En 1926, le recteur du collège salésien San Carlo de Borgo San Martino, village situé non loin de Casale Monferrato, voulut entreprendre des travaux de réparation dans son établissement. Pour rassembler les fonds nécessaires, il eut l’idée de mettre en vente de vieux ouvrages, soit des dizaines de manuscrits et livres imprimés entreposés dans le plus grand désordre sous les combles du collège. Afin de connaître le prix qu’il pourrait en demander aux antiquaires, il soumit leur expertise au musicologue et directeur de la Bibliothèque nationale universitaire de Turin, Luigi Torri (1863-1932), lequel confia ce travail à Alberto Gentili (1873-1954), professeur d’histoire de la musique de l’Université.

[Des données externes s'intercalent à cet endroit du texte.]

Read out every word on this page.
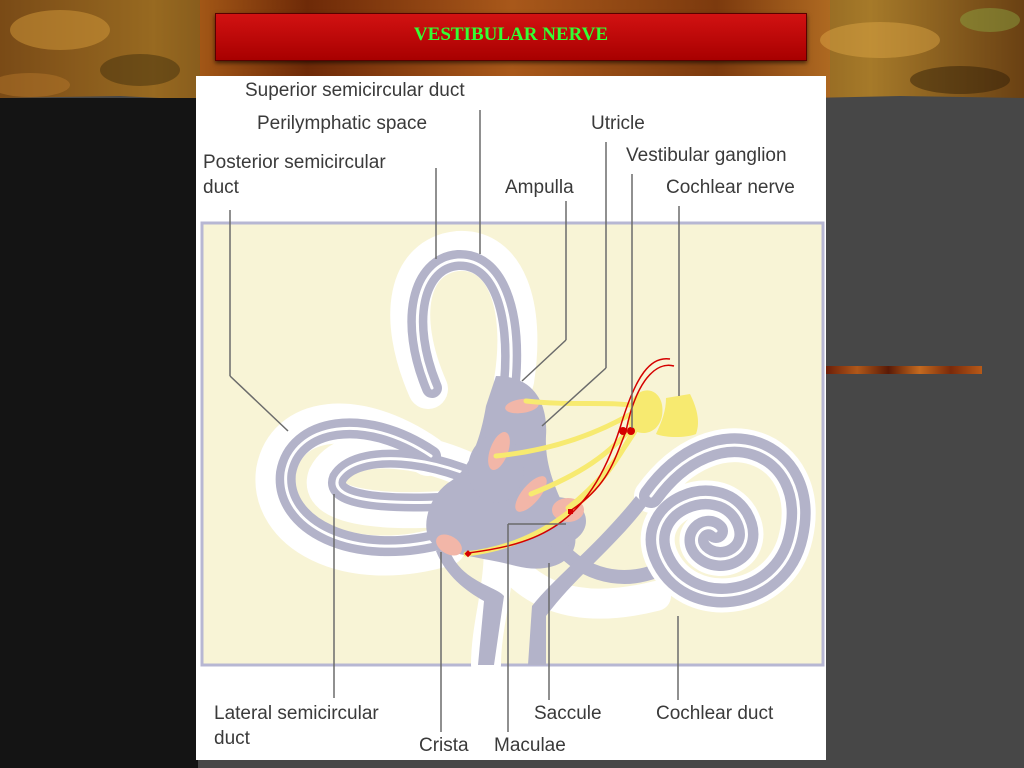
VESTIBULAR NERVE
Superior semicircular duct
Perilymphatic space	Utricle
Posterior semicircular
duct
Vestibular ganglion
Ampulla	Cochlear nerve
Lateral semicircular
duct
Saccule	Cochlear duct
Crista Maculae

Il s’avéra que, parmi les volumes de la collection, 14 rassemblaient des partitions de Vivaldi, musicien alors peu connu du grand public ; il y avait aussi des œuvres d’autres compositeurs, notamment d’Alessandro Stradella. Soucieux de ne pas voir disperser une collection aussi exceptionnelle, ni même de la voir préemptée par l’État italien — donc, peut-être de la voir attribuée à quelque autre institution, Torri et Gentili voulurent trouver une solution pour la faire acquérir par la Bibliothèque de Turin, qui ne disposait pas du budget nécessaire. Cette solution finit par être trouvée par Alberto Gentili qui parvint à persuader un riche agent de change, Roberto Foà, d’acquérir la collection et d’en faire don à la bibliothèque en mémoire de son jeune fils Mauro, mort en bas âge quelques mois auparavant et dont le fonds allait porter et perpétuer le nom.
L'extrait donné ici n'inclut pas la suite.